Education and framing could help. New research from environmental nonprofit World Resources Institute found that messaging on restaurant menus about the environmental impact of beef can make consumers twice as likely to choose vegetarian options instead.
Plant-based meat prices are coming down, which should also influence consumer uptake, but the impact may not be as big as plant-based boosters would hope. According to research from the Breakthrough Institute, a tech-focused environmental think tank, a 10 percent reduction in the price of plant-based beef could increase plant-based beef consumption by 23 percent, but it would only reduce cattle production by 0.15 percent.
However, the organization says that while the politics of meat feel quite fixed today, that could quickly change.
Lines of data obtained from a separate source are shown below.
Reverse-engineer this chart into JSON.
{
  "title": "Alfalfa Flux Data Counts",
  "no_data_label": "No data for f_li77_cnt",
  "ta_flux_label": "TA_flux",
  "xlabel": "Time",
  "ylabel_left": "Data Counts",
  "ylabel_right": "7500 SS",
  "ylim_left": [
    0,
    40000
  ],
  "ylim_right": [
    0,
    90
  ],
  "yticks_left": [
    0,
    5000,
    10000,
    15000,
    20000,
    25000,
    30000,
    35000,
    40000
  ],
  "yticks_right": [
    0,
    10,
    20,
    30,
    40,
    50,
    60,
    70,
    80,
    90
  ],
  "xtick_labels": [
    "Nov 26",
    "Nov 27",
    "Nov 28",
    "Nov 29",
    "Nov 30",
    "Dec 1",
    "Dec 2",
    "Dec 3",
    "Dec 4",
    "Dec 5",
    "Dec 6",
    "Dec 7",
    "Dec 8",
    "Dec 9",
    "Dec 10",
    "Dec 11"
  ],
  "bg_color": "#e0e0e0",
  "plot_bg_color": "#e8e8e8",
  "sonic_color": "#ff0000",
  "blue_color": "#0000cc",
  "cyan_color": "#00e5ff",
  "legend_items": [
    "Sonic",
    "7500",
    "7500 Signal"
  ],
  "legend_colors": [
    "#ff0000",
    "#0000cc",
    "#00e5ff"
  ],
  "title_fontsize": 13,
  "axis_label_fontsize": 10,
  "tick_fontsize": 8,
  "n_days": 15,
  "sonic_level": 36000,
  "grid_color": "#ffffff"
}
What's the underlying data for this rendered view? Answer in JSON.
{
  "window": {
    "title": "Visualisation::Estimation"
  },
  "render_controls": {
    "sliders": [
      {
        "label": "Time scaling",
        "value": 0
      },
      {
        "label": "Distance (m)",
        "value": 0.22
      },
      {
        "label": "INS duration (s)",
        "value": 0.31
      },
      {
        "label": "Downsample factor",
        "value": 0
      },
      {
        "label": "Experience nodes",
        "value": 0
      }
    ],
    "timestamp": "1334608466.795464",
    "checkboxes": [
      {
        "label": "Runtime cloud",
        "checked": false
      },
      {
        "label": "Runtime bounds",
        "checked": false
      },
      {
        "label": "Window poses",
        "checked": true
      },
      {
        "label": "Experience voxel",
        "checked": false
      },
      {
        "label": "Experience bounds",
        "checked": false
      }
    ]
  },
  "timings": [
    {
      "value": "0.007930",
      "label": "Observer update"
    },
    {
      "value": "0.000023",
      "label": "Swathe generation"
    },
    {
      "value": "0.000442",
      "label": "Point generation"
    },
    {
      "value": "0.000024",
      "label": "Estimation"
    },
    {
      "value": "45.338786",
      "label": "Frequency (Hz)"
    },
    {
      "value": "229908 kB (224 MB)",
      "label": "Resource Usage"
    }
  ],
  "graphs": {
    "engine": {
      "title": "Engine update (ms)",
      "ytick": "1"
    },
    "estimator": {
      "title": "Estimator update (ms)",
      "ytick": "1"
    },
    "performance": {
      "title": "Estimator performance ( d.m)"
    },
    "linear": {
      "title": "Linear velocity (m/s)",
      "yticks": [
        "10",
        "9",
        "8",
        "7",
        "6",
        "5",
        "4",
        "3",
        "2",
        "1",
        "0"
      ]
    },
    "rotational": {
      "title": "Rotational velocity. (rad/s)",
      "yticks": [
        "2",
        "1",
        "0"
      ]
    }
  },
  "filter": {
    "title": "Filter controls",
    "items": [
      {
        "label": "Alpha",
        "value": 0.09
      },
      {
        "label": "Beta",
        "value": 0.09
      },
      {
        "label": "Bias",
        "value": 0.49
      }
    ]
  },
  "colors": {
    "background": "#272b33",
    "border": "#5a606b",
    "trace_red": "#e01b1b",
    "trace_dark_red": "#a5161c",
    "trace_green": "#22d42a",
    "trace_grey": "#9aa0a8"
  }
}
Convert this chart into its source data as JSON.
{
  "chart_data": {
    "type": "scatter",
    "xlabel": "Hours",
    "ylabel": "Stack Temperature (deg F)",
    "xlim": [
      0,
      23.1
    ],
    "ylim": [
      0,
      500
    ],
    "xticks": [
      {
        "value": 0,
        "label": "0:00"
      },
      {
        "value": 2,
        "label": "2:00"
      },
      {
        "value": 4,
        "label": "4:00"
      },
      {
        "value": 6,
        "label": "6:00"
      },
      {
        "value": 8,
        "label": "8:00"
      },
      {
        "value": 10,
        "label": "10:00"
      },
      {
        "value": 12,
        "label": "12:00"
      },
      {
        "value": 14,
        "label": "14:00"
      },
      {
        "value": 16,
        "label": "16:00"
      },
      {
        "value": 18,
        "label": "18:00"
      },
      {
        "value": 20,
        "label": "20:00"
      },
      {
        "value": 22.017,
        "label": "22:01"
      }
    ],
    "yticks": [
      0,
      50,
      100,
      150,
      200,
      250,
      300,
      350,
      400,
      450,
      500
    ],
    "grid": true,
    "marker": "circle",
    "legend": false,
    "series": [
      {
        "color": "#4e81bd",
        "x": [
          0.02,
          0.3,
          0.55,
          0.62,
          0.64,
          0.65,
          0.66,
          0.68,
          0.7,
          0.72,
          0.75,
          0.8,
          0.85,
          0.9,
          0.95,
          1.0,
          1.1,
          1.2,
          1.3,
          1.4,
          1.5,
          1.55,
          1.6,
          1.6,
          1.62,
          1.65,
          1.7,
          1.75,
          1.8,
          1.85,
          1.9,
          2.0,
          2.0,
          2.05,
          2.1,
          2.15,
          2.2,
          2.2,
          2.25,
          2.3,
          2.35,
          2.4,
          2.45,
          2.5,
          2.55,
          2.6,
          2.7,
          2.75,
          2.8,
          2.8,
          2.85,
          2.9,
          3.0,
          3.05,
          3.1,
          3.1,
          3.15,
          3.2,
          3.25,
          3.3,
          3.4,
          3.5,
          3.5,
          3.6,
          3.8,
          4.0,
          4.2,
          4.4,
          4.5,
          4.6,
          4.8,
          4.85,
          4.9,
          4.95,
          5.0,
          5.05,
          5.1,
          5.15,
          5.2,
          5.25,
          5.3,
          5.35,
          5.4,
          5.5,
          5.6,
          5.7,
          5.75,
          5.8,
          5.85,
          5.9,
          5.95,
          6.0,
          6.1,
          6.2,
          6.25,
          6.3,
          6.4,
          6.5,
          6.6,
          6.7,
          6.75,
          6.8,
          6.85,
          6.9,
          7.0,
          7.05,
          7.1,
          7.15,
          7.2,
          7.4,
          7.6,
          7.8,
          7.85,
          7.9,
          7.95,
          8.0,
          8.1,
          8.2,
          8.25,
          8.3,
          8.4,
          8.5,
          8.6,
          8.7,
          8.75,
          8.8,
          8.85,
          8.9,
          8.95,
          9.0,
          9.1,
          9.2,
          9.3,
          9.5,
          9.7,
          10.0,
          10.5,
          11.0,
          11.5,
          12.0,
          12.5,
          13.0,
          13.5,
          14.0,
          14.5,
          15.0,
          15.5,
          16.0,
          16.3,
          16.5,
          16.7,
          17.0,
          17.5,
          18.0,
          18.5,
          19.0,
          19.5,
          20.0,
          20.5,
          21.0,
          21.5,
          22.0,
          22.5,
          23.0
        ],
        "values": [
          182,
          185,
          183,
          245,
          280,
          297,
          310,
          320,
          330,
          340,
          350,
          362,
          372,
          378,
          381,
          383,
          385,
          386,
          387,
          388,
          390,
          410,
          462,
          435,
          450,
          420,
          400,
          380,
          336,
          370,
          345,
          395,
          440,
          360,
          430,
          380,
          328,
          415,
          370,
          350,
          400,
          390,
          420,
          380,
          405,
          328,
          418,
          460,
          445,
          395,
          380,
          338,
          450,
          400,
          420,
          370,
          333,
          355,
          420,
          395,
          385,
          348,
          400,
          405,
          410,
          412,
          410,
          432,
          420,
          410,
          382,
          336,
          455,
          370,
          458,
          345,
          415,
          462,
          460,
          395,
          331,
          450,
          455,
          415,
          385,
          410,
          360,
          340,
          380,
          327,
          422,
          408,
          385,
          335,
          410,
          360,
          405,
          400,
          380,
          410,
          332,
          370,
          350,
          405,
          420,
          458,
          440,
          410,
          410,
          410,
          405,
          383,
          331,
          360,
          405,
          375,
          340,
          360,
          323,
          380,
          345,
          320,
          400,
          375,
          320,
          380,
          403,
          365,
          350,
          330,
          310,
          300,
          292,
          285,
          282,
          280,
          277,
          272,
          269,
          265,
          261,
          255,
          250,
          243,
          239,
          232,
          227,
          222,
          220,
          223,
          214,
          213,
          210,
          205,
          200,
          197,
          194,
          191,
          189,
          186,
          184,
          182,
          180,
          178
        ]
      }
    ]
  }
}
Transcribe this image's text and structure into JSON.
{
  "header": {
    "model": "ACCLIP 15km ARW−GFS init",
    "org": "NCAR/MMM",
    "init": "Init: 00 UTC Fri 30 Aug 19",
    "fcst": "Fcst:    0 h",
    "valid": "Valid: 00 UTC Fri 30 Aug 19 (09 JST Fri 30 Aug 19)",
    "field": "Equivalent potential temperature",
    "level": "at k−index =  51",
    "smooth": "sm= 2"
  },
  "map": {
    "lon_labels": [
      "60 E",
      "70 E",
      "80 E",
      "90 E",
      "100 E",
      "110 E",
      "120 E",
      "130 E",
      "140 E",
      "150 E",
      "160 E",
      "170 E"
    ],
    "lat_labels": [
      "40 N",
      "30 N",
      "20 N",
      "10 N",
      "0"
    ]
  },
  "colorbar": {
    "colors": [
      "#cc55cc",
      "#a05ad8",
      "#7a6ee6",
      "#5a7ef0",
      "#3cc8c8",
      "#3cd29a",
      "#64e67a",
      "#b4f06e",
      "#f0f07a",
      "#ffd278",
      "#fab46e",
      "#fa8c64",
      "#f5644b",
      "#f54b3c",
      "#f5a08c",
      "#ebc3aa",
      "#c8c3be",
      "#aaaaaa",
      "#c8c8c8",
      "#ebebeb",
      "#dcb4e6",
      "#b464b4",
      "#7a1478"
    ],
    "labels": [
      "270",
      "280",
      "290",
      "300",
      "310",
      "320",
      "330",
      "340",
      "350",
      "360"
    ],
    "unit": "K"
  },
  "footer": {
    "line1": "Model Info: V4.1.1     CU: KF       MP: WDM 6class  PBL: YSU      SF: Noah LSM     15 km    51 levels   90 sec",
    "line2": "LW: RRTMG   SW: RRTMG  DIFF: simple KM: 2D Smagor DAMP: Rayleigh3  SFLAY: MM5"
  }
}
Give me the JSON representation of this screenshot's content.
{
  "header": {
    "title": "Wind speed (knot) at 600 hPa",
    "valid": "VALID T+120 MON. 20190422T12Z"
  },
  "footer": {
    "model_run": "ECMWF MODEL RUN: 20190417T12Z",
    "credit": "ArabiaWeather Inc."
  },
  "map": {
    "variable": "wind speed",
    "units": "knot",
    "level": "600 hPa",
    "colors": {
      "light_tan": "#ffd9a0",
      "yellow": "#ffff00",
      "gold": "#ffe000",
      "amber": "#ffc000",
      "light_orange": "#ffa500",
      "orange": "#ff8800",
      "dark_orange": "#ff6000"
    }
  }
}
If plant-and cell-based meat and dairy alternatives can greatly improve in taste and become cost-competitive with animal meat, the political, corporate, and social barriers against widespread adoption might start to weaken.
Brown says this change has to be market-driven. “Try to regulate [meat], you get thrown out of office,” he said. “Try and force people to change their diets, you’re not going to be their friend anymore. It has to be market-driven.”
Eventually — for the reasons Brown and Eisen have bluntly laid out — governments will need to craft policy to change meat and dairy production in order to reach climate targets, especially those of high-income countries, which emit an outsized proportion of the global share of greenhouse gas emissions. Influencing consumer behavior and what’s available on fast-food menus and grocery store shelves — market-driven approaches — will be critical, but can only do so much.